Im Refektorium
Ein kleines Tablett mit einer Schale, aus der der Duft von Reis und gebratenem Meerschweinchenfleisch aufstieg, und einem Kännchen Tee stand noch unberührt vor Akibel. Die Michaelitin saß im Schneidersitz auf der langen Bank, die den Speisetisch entlang führte, und sah mit konzentriertem Blick an sich herunter. Ihre strahlend weißen Armbandagen waren bereits mit je einem Votivband durchwirkt, auch wenn eines davon - das zu ihrer Rechten, das ihr zugleich das liebste von allen war - bereits grau angelaufen war, die Buchstaben verwischt und mit vielen, kunstvoll gesetzten Nähren geflickt. Aber es sollte bleiben, wo es war, solange es sich noch nicht auflöste.
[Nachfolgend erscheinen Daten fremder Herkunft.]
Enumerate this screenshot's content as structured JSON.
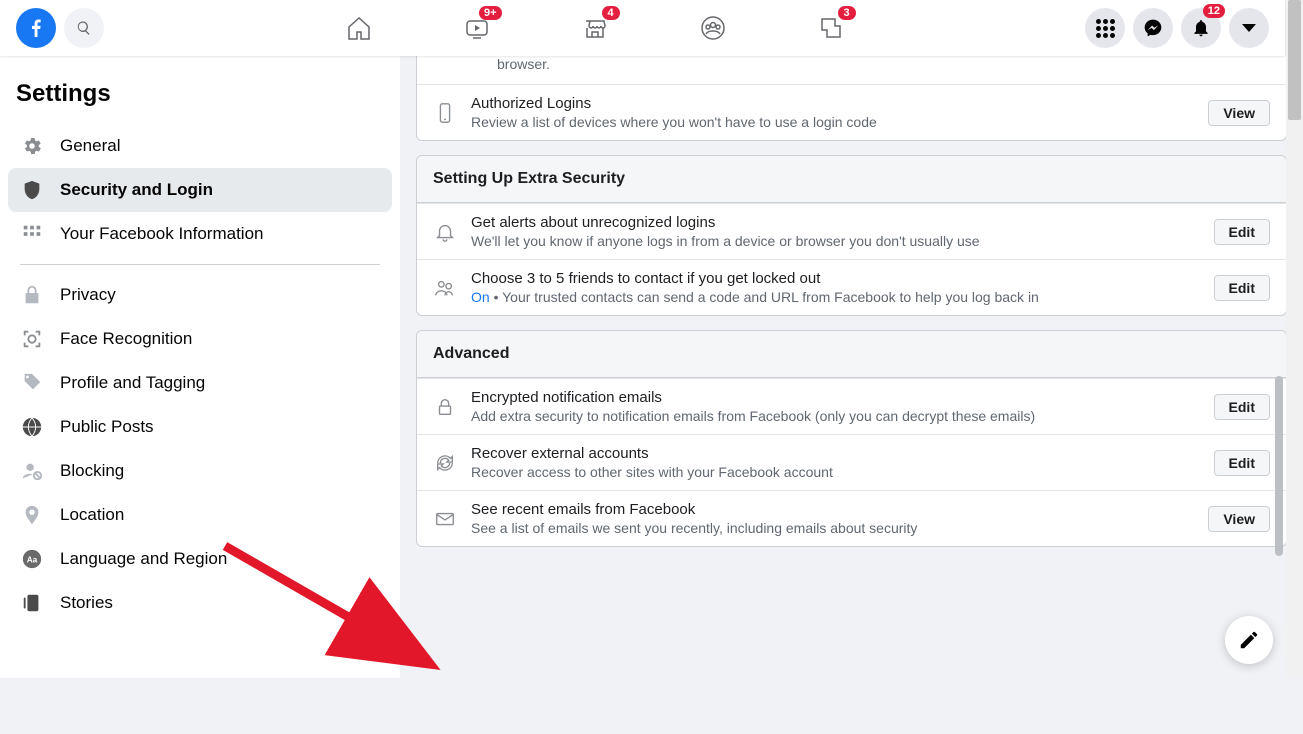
{
  "topbar": {
    "badges": {
      "watch": "9+",
      "market": "4",
      "gaming": "3",
      "notifications": "12"
    }
  },
  "sidebar": {
    "title": "Settings",
    "items": [
      {
        "label": "General"
      },
      {
        "label": "Security and Login"
      },
      {
        "label": "Your Facebook Information"
      },
      {
        "label": "Privacy"
      },
      {
        "label": "Face Recognition"
      },
      {
        "label": "Profile and Tagging"
      },
      {
        "label": "Public Posts"
      },
      {
        "label": "Blocking"
      },
      {
        "label": "Location"
      },
      {
        "label": "Language and Region"
      },
      {
        "label": "Stories"
      }
    ]
  },
  "partial": {
    "text": "browser.",
    "auth_logins": {
      "title": "Authorized Logins",
      "desc": "Review a list of devices where you won't have to use a login code",
      "action": "View"
    }
  },
  "extra_security": {
    "header": "Setting Up Extra Security",
    "alerts": {
      "title": "Get alerts about unrecognized logins",
      "desc": "We'll let you know if anyone logs in from a device or browser you don't usually use",
      "action": "Edit"
    },
    "friends": {
      "title": "Choose 3 to 5 friends to contact if you get locked out",
      "status": "On",
      "desc": " • Your trusted contacts can send a code and URL from Facebook to help you log back in",
      "action": "Edit"
    }
  },
  "advanced": {
    "header": "Advanced",
    "encrypted": {
      "title": "Encrypted notification emails",
      "desc": "Add extra security to notification emails from Facebook (only you can decrypt these emails)",
      "action": "Edit"
    },
    "recover": {
      "title": "Recover external accounts",
      "desc": "Recover access to other sites with your Facebook account",
      "action": "Edit"
    },
    "emails": {
      "title": "See recent emails from Facebook",
      "desc": "See a list of emails we sent you recently, including emails about security",
      "action": "View"
    }
  }
}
Akibels Blick wanderte zur Scheide ihres Schwertes. Das Votivband aus Kassel bedeckte das dunkle Holz, in dem ihr Langschwert steckte. Wo war noch Platz für das Band, das jetzt zusammengerollt neben ihrem Tablett auf dem Tisch lag? Nachdenklich sah die Michaelitin darauf herab. Ja, den letzten Auftrag hatten sie wortgetreu ausgeführt, ganz in Em Susats Sinne. Das Artefakt war wieder hier, im Himmel zu Nürnberg. Der Hof der Ketzer war dem Erdboden gleichgemacht, und kein Mitglied ihrer Schar war gestorben. Aber trotzdem hatte ein Engel in den Abgrund sehen müssen ....
Das Gesicht der Michaelitin zuckte kurz, als sie die Tränen zurückhielt, aber dass sie traurig war, das konnte man ihr immer noch ansehen. Yuliel. Ja, er war eine echte Pest gewesen, damals, in ihrer gemeinsamen Ausbildungszeit in Roma. Aber einen derart grausamen Tod, die vielen Tage, die er gelitten hatte - das hatte er nicht verdient.
Akibel seufzte traurig und ließ das nagelneue Votivband vorerst dort, wo es war. Mit zwei Fingern fasste sie in den noch warmen Reis, formte ein kleines Klümpchen und legte es neben die Schale auf das Tablett. Sie blickte einige Sekunden lang an die Decke, nach oben, in Richtung des Himmlischen Throns Gottes, und tauchte ihre Fingerspitzen kurz in den dampfenden Tee. Sie beobachtete ihre Hand, als sie sie über den Reisklumpen führte und sah den Teetropfen zu, wie sie von ihren Fingern auf den Reis fielen.
Das ist für dich, Yuliel. Gegen den Hunger und den Durst, den du so lange leiden musstest.
Dann nahm sie langsam die Stäbchen zur Hand und steckte sich selbst einen Bissen aus der Reisschale in den Mund. Die weichen Lederstreifen, die ihren Oberkörper als Lamellarpanzer umschlossen und schützten, knartzen leise, als sie ihr Gewicht verlagerte. Andächtig kauend betrachtete sie den kleinen Kleks aus Reis und Tee auf ihrem Tablett.